Nutrition Column – Revisiting the Atkins Diet

People who have successfully lost weight on it believe in it. Doctors and dietitians continue to question it. What is it? The Atkins Diet – perhaps the most hotly debated diet in recent history. And, while Dr. Atkins has passed on, the diet he created is likely to continue to cause a stir.

What’s all the fuss about? The Atkins Diet, a high-protein, high-fat, low-carbohydrate diet, contradicts many of the dietary recommendations issued by professional health organizations, including the American Dietetic Association and the American Heart Association. Yet more and more people continue to try it.

If you’re trying to lose weight and are curious about the Atkins Diet, then take a look at some of the pros and cons.

Initial weight loss: For most people, following the Atkins Diet results in rapid initial weight loss. As a result of significantly lowering carbohydrate intake, the body starts to run low on glucose – the breakdown product of carbohydrate and the body’s preferred energy source. When the glucose supply from food can’t meet the body’s needs, the body turns to its emergency stores of glucose, known as glycogen. For every gram of glycogen the body stores, it also must store three grams of water. Therefore, as the glycogen stores get broken down to meet glucose needs, large amounts of water also are released and excreted, causing noticeable weight loss. Subsequent weight loss can be attributed to the fact that, like most weight-loss plans, the Atkins Diet tends to be lower in calories than the average American diet.

Satiety: Atkins Diet followers commonly report that they do not constantly feel hungry. The Atkins Diet’s heavy reliance on high protein and high fat foods does provide a longer sense of fullness because the body digests fat and protein more slowly than carbohydrate.

Nutrient deficiencies: By restricting carbohydrate-containing foods such as whole grains, fruits and vegetables, the Atkins Diet does not provide the Daily Value for certain vitamins, minerals and fiber. In addition, low carbohydrate diets lack phytochemicals. Phytochemicals are protective plant compounds linked to everything from reducing cancer and heart disease risk to fending off the effects of aging and promoting eye health. Although the Atkins Diet recommends dietary supplements, research has shown that the beneficial effects provided by nutrients in food are not necessarily replicated by supplements.

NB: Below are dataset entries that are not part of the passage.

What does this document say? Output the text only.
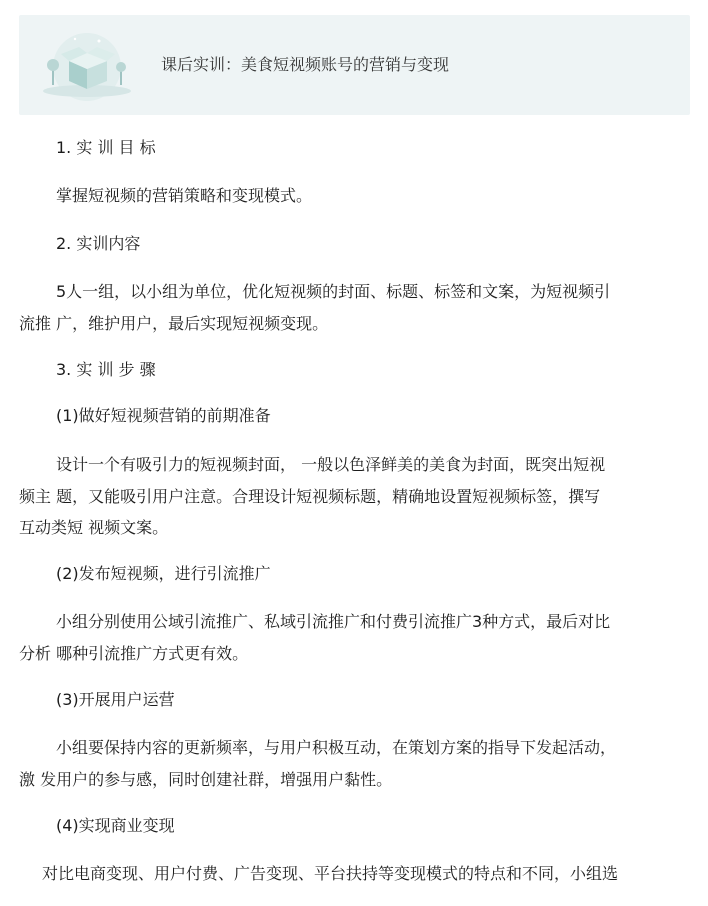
课后实训：美食短视频账号的营销与变现
1. 实 训 目 标
掌握短视频的营销策略和变现模式。
2. 实训内容
5人一组，以小组为单位，优化短视频的封面、标题、标签和文案，为短视频引
流推 广，维护用户，最后实现短视频变现。
3. 实 训 步 骤
(1)做好短视频营销的前期准备
设计一个有吸引力的短视频封面， 一般以色泽鲜美的美食为封面，既突出短视
频主 题，又能吸引用户注意。合理设计短视频标题，精确地设置短视频标签，撰写
互动类短 视频文案。
(2)发布短视频，进行引流推广
小组分别使用公域引流推广、私域引流推广和付费引流推广3种方式，最后对比
分析 哪种引流推广方式更有效。
(3)开展用户运营
小组要保持内容的更新频率，与用户积极互动，在策划方案的指导下发起活动，
激 发用户的参与感，同时创建社群，增强用户黏性。
(4)实现商业变现
对比电商变现、用户付费、广告变现、平台扶持等变现模式的特点和不同，小组选
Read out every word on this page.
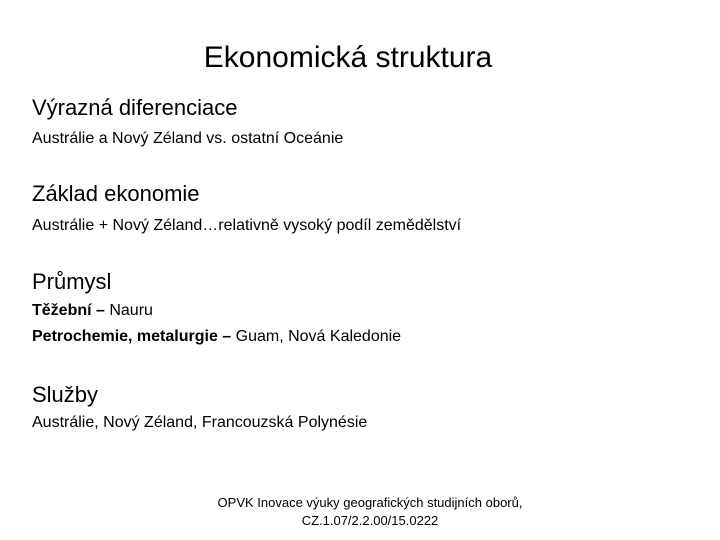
Ekonomická struktura
Výrazná diferenciace
Austrálie a Nový Zéland vs. ostatní Oceánie
Základ ekonomie
Austrálie + Nový Zéland…relativně vysoký podíl zemědělství
Průmysl
Těžební – Nauru
Petrochemie, metalurgie – Guam, Nová Kaledonie
Služby
Austrálie, Nový Zéland, Francouzská Polynésie
OPVK Inovace výuky geografických studijních oborů,
CZ.1.07/2.2.00/15.0222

Links to certain health conditions: Consuming high amounts of protein can put a strain on the kidneys by increasing the amount of acid processed. Processing excess acid not only increases the likelihood that kidney stones will form but also promotes the excretion of calcium which can lead to bone loss. In addition, a diet high in saturated fat and cholesterol and low in fruits, vegetables and whole grains may increase the risk of heart disease and certain cancers if consumed over a long period of time.

Sticking with it: Eliminating or severely restricting specific foods or food groups from the diet can lead to cravings for those foods. Diets that eliminate specific foods are among those with the worst failure rates. In the third phase, the Atkins Diet does slowly add carbohydrates back into the eating plan; however, if people return to their previous eating habits, likely so will the pounds.

Words to the wise: Before embarking on a weight loss diet, it’s important to seek professional help and to develop an individualized strategy that works for your own health and lifestyle issues. In addition to watching calories, getting regular exercise and managing stress are important components of any weight management plan.